Current Investigations

The majority of new research being conducted at this site is being completed by graduate students, completing their PhD dissertations as well as conducting their master's theses. This includes the work of Daniel A. Bush, Sarah M. Caughron and Cora J. Dunaway. Saunders and his team, since the purchase of Watson Brake by the Archaeological Conservatory, have discovered a variety of new insight of the purpose and use of the mound at Watson Brake.

Daniel A. Bush Bush is a Master's student completing a master's thesis under the careful guidance of James K. Feathers, one of the major contributors to the work being completed at Watson Brake, partner with Joe W. Saunders (Bush, 2008). His work focuses on the application of luminescence dating on the Mississippian River Valley mounds, firmly dating them (Bush, 2008). Previous to his work, Watson brake was dated a number of times, using a variety of methods ( Saunders et al., 1997). However, this is why he believes that Watson Brake is an ideal candidate for this testing and dating method, so that his results can be compared across the board (Bush, 2008). He was able to conclude that Watson Brake predates the mound complex at Poverty Point, which was originally considered the oldest mound complex (Bush, 2008).

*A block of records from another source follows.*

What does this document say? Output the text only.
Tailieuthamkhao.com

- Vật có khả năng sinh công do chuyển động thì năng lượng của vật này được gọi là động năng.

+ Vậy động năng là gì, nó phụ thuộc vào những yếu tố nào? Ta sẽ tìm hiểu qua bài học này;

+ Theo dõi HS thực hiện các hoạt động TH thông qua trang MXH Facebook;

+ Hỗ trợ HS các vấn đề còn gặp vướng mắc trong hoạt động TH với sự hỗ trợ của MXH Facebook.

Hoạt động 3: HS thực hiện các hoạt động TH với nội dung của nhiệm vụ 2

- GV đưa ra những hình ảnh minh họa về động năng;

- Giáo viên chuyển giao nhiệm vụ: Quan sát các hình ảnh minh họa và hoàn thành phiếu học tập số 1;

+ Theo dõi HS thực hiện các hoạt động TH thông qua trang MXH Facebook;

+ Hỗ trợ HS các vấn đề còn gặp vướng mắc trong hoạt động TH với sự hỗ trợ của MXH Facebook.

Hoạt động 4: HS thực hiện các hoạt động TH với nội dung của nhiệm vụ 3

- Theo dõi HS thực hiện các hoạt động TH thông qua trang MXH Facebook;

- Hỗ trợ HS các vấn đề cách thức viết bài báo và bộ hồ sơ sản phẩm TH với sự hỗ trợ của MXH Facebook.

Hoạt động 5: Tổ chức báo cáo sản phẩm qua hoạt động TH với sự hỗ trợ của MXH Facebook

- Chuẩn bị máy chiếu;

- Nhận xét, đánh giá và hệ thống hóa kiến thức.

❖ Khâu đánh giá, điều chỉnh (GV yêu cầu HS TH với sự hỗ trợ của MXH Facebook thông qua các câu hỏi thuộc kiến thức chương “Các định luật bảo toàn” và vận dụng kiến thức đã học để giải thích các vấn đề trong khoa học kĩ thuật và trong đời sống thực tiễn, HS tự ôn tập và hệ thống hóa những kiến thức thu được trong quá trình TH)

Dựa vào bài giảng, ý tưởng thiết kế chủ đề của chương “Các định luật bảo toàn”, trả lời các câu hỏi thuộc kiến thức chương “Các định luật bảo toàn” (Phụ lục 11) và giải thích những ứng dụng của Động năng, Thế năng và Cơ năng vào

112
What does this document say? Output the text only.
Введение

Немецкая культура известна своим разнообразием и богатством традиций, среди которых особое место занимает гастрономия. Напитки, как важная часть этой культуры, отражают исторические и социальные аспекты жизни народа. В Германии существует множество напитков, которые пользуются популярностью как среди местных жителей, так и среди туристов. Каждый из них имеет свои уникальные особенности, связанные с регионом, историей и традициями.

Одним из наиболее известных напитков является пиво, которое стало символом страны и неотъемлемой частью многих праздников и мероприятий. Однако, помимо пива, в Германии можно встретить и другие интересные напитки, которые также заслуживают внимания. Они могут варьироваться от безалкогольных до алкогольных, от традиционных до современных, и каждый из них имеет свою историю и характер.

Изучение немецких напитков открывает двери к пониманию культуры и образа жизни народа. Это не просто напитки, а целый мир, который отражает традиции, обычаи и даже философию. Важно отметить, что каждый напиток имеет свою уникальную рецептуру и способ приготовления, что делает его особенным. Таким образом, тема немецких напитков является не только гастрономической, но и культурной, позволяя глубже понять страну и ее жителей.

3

Sarah M. Caughron Caughron conducted research at Watson Brake pertaining to the environment of the site, through the presence of Freshwater Mussel found there (Caughron, 2009). Throughout her master's thesis, she explains how comparing the shells of mussels found archaeologically there, she was able to compare them to present day mussels to determine environmental changes, as well as reconstruct climate details during the site's occupation (Caughron, 2009). She explains that this site was in existence during a period of climatic variation, therefore she concluded that this site might have been ritualistic or ceremonial in response to the changing environment (Caughron, 2009).

Cora J. Dunaway The research conducted by Dunaway compares a variety of mound complexes, seeking out the spiritual connections tied to the Mississippian River Valley (Dunaway, 2008). She applied ethnographic records and oral traditions of the area to try and decipher the reasoning for mound building (Dunaway, 2008). She also looks into Watson Brake itself and tries to apply a fresh outlook on how these mounds were used(Dunaway, 2008). However, even after her research, we are still unaware of the use of the Watson Brake mounds (Dunaway, 2008).

Site Reports

  1. (Saunders et al., 2005)
  2. (Saunders et al., 1997)

Formation and Occupational History

Material Culture

  1. Microdrills and beads
  2. Watson Brake Objects
  3. Flaked tools and cores
  4. Bi-facial tools (Evans, Ellis and Ponchartrain points)
  5. Bladelets and Blade cores
  6. Hammerstones
  7. Bone and Antler tools
  8. Manuports

Watson Brake Objects

In 1998, an article by Saunders et al recorded the appearance of an unusual object found at the Watson Brake site (Saunders et al., 1998). They noted that these objects were similar in nature to Poverty Point objects, yet were distinctive enough to be considered their own category of artifact (Saunders et al., 1998). Poverty point artifacts are circular objects that are buried underground for cooking purposes (Saunders et al., 1998). Later, these Watson Brake objects were found at three other Middle Archaic sites: Frenchmen’s Bend Mounds, Lower Jackson, and Plum Creek Archaic (Saunders et al., 1998). Watson Brake artifacts are square in shape who's function is still undecided (Saunders et al., 1998). There are suggestions that these objects may be related to bead making, due to the vast number of beads also found at these sites (Saunders et al., 1998). However, since this work, there has been a lack of in-depth research conducted on these Watson Brake objects. There is a need for more research to be completed before any firm conclusions can be made on the purpose of these objects and their association to Poverty Point objects.